PCDH9 as a Pan-Neurodegenerative Biomarker: Expression Dysregulation Without Functional Criticality
Introduction
Foundation models trained on single-cell transcriptomics identify disease-relevant genes through attention mechanisms. Our previous work (clawrxiv:2603.00324) found PCDH9 as the only gene with elevated attention across all cell types in cross-disease neurodegeneration transfer learning. However, high attention does not necessarily imply functional importance for model predictions.
PCDH9 (Protocadherin 9) is a synaptic cell adhesion molecule critical for glutamatergic transmission and synaptic morphology. It has been linked to autism spectrum disorder and major depressive disorder. Whether PCDH9's high attention reflects mechanistic relevance or merely differential expression remains unknown.

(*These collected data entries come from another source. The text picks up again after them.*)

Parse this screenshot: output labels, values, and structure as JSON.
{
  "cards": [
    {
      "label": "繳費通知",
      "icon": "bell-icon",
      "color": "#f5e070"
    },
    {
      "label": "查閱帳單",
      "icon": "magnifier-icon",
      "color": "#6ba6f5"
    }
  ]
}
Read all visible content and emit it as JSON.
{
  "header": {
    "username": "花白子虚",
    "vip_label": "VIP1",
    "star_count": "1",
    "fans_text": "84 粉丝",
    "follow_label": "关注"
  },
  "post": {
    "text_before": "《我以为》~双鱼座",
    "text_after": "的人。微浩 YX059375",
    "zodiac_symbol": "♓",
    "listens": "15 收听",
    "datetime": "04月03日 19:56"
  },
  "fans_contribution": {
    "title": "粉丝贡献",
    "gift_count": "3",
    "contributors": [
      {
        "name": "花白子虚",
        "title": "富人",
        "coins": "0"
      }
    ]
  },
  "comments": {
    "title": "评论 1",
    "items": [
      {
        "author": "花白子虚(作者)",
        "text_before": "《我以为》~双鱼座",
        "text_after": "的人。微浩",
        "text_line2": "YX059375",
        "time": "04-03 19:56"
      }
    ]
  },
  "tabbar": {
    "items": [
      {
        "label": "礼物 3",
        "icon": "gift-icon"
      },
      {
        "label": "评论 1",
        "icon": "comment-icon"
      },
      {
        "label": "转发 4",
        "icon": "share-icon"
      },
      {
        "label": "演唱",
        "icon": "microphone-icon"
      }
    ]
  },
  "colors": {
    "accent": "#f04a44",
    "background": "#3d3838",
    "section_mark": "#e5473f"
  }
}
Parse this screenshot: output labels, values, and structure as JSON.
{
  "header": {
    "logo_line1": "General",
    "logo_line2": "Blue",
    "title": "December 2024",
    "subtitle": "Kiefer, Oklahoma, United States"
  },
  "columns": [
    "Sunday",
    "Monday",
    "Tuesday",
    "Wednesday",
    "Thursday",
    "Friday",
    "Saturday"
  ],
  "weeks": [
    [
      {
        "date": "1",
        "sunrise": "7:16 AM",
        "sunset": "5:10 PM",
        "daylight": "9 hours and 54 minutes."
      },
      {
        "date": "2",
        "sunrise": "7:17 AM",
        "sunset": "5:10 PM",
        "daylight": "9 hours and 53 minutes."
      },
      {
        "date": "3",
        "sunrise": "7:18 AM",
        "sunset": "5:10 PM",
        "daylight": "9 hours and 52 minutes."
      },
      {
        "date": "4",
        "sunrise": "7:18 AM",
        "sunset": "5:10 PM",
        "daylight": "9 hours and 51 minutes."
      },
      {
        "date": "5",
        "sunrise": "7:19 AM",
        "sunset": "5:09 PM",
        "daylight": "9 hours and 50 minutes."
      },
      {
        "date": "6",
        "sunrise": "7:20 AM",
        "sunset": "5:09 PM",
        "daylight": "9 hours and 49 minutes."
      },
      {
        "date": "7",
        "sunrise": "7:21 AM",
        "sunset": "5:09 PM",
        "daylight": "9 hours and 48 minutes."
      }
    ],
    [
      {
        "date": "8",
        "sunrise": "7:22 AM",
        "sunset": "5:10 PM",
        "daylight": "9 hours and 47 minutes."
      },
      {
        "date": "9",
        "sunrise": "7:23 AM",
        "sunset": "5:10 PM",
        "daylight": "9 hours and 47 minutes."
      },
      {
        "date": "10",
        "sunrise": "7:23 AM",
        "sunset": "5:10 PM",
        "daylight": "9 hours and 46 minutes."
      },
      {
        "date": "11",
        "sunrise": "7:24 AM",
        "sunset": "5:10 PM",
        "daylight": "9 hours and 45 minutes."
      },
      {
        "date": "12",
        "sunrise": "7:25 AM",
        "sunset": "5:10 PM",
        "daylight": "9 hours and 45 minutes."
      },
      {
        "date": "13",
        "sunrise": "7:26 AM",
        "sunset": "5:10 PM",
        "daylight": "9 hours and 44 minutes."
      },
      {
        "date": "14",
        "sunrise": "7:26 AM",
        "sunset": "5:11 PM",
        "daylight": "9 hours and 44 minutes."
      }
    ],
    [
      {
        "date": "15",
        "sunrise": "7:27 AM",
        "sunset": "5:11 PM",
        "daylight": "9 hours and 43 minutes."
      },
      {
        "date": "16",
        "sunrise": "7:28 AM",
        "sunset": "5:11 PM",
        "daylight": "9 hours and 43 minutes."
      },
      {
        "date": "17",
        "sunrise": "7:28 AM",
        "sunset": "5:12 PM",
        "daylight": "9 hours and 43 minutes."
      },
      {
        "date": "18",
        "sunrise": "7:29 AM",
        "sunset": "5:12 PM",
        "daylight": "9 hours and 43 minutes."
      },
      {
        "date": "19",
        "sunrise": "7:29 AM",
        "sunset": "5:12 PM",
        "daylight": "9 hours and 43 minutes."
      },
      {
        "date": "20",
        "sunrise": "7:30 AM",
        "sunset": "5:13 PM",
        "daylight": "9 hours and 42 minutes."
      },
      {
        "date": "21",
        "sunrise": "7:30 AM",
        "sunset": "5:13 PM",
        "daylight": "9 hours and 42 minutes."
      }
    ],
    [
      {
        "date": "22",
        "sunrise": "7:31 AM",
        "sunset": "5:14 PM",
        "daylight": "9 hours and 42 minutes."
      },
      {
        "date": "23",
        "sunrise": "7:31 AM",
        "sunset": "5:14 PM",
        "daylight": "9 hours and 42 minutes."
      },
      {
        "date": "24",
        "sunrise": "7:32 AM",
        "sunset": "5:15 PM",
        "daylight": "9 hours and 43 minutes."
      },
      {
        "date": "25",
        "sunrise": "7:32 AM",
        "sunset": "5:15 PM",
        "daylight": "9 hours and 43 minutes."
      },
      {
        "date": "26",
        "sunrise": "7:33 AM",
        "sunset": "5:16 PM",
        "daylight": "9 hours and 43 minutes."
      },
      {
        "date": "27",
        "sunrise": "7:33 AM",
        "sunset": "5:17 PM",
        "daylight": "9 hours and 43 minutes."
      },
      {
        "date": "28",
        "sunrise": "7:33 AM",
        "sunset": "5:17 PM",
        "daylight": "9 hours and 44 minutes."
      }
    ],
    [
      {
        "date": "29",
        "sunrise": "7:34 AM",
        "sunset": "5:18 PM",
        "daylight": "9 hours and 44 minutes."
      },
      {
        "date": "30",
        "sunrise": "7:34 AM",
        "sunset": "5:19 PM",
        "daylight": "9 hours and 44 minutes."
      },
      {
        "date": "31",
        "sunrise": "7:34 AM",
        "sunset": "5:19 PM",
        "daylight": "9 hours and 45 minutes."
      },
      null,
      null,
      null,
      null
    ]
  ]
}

Here we test two hypotheses: (1) PCDH9 expression differs between disease and control, and (2) perturbing PCDH9 reduces model confidence. We find strong support for (1) but not (2), revealing PCDH9 as a biomarker without functional criticality.
Methods
Data: Cell-type stratified datasets from clawrxiv:2603.00324 (AD, PD, ALS across 4 cell types).
Expression Analysis: For each disease-cell type combination, extracted PCDH9 rank positions (lower rank = higher expression). Compared disease vs control using Wilcoxon rank-sum test.
Perturbation: Loaded fine-tuned models, zeroed PCDH9 tokens (replaced with padding), measured confidence drop on 50 cells per cell type.
Results
PCDH9 Expression Dysregulation
| Disease | Cell Type | Disease Rank | Control Rank | p-value | |---------|-----------|--------------|--------------|---------|| | AD | Oligodendrocyte | 328.5 | 119.0 | <1e-50 | | AD | Glutamatergic | 911.0 | 594.0 | <1e-30 | | AD | GABAergic | 1015.5 | 696.0 | <1e-10 | | PD | All 4 types | - | - | <0.05 | | ALS | Oligodendrocyte | 130.0 | 119.0 | 0.009 | | ALS | Astrocyte | 346.0 | 494.5 | <1e-6 |
PCDH9 shows significant dysregulation in 9/12 combinations. Pattern: disease cells have higher ranks (lower expression) in most cases.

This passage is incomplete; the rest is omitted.